I just moved into my new house in Ft. Worth. Did you know Ft. Worth is one big subdivision? This may or may not be true but all I've seen of the city so far has been a tollway and these five alternating house plans. My fraternity BYX owns one of these houses; it's the big kind. Along with all the normal stuff there's a tea room, an office with five desks, and a war room covered with whiteboards. Next year I'll be working from the house. I chose the middle upstairs room because it had the shortest commute to my desk.
I'm in meetings all day with the staff who run the fraternity. As a college student, I only saw these men when something went wrong.
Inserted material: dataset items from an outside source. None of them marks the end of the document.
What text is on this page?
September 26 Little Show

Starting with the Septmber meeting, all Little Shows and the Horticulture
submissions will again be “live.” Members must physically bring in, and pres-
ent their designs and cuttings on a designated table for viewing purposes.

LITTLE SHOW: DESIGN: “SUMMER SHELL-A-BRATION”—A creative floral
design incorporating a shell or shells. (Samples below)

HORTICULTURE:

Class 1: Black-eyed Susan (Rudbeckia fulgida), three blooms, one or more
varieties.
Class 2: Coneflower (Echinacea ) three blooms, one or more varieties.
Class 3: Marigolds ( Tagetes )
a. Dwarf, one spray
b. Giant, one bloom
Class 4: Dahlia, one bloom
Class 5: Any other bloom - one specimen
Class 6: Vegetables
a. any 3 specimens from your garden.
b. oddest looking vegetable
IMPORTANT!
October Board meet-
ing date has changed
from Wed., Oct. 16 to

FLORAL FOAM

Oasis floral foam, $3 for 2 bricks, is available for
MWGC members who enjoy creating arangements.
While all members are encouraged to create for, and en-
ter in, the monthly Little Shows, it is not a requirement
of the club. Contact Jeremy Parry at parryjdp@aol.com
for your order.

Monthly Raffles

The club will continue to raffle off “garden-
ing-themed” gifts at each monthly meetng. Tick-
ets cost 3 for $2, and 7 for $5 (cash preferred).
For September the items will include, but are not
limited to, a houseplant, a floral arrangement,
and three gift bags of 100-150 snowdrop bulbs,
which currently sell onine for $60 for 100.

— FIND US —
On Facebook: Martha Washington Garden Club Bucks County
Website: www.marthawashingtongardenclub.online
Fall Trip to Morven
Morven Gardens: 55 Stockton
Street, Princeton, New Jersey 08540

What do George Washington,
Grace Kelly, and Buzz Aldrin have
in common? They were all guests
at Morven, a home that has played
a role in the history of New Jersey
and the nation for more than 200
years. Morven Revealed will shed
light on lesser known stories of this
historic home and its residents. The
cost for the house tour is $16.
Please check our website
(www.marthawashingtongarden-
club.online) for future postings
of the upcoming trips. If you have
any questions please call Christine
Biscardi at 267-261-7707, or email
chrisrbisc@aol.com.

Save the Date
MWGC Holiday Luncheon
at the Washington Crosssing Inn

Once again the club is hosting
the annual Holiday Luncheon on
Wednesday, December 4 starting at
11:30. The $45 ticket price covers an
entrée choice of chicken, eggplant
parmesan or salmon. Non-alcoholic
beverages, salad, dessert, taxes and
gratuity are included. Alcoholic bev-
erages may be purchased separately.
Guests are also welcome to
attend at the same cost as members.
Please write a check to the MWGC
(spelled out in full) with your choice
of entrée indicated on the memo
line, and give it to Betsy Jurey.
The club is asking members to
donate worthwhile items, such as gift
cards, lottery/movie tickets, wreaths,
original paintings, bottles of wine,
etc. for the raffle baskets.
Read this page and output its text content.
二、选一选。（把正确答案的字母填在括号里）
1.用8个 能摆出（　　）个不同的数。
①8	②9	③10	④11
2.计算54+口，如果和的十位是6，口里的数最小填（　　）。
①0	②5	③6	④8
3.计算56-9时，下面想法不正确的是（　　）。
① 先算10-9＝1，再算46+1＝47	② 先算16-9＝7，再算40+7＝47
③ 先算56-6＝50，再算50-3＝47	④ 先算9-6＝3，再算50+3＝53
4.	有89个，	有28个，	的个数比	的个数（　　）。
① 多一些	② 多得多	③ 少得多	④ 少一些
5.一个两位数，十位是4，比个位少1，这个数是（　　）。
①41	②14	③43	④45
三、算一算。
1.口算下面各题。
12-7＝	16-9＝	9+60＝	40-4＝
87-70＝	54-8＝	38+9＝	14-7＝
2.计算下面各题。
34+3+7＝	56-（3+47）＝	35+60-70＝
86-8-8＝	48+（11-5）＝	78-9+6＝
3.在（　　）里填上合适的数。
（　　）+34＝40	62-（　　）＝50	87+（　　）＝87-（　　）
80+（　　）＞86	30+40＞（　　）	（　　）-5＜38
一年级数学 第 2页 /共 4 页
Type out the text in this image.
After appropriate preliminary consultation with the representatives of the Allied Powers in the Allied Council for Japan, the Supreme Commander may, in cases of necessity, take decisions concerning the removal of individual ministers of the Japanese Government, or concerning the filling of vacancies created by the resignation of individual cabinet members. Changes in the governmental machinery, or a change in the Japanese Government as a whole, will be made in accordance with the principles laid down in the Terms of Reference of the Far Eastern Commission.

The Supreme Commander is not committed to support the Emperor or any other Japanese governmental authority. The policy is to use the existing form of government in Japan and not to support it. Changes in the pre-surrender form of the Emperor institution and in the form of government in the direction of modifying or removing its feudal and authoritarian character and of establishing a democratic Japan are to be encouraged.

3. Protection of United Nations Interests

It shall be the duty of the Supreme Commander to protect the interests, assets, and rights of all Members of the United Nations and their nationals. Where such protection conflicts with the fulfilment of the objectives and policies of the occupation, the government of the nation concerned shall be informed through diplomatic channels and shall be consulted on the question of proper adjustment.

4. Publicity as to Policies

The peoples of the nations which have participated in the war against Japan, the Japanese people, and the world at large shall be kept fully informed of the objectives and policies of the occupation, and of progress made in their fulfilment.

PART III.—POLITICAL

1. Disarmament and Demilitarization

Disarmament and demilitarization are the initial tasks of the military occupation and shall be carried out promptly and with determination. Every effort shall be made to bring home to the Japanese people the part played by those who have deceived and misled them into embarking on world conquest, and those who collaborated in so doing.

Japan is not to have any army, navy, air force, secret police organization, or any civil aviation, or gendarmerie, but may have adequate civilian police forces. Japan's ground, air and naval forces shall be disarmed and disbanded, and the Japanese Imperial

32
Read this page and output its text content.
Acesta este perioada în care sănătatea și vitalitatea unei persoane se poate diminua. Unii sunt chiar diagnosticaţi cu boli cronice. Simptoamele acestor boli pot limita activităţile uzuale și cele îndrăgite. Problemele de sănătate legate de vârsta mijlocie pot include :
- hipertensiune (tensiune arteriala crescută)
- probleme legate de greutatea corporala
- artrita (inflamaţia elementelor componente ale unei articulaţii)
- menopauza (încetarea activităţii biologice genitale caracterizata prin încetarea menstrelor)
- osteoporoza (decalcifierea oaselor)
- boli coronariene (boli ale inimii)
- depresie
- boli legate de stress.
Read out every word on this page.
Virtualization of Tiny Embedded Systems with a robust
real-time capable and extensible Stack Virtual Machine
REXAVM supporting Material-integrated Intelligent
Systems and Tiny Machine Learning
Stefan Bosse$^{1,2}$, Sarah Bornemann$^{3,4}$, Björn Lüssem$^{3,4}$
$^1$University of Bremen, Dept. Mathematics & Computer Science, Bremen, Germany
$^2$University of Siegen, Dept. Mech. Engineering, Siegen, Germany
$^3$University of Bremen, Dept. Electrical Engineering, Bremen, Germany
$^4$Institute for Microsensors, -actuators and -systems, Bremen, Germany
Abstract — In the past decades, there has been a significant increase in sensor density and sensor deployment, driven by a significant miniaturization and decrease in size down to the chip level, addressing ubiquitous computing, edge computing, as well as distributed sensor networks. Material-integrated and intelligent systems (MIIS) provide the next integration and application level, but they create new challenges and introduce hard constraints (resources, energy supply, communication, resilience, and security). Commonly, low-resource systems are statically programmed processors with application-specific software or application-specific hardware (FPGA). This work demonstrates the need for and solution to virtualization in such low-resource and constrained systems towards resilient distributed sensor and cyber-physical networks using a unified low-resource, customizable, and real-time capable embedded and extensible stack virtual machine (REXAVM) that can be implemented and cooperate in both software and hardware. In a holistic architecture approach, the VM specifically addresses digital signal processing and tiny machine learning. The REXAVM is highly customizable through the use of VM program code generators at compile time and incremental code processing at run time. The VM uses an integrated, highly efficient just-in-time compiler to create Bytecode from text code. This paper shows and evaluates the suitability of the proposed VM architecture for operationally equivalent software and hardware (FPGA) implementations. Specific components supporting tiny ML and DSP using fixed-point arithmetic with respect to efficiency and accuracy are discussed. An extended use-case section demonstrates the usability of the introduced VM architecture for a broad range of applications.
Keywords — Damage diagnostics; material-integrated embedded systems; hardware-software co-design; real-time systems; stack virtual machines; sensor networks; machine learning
Whenever our chapter went off the reservation - and that happened every time we went to Oklahoma - they would come for a chat. I think most chapters associate the staff with these bad things, with friction or rules or that homeless man who lived under my bed. I told my parents about him but they said I was imagining things. Did I imagine our cat into the microwave? No - I put her there, because the man under my bed told me to do so.
These guys are funny. I haven't really gauged everyone's humor yet, so I haven't said anything racist more than twice, but they're funny. And they're my roommates. Before this weekend I hadn't seen the house or meet the guys I would live with. That's like seeing a movie before the preview, or signing up for a potluck roommate your freshman year and ending up with Thomas Tyler Bennett. We didn't talk much after he stole my nail clippers in November, but when I moved out in the spring I found them under my bed and had to write TTB an apology letter.
I'm only here for a few more days, but I'm settling in. I already hate the dog, and I feel like that means I have a place in the house. I'm the resident dog hater. My roommates said they needed another one because the last one just moved out.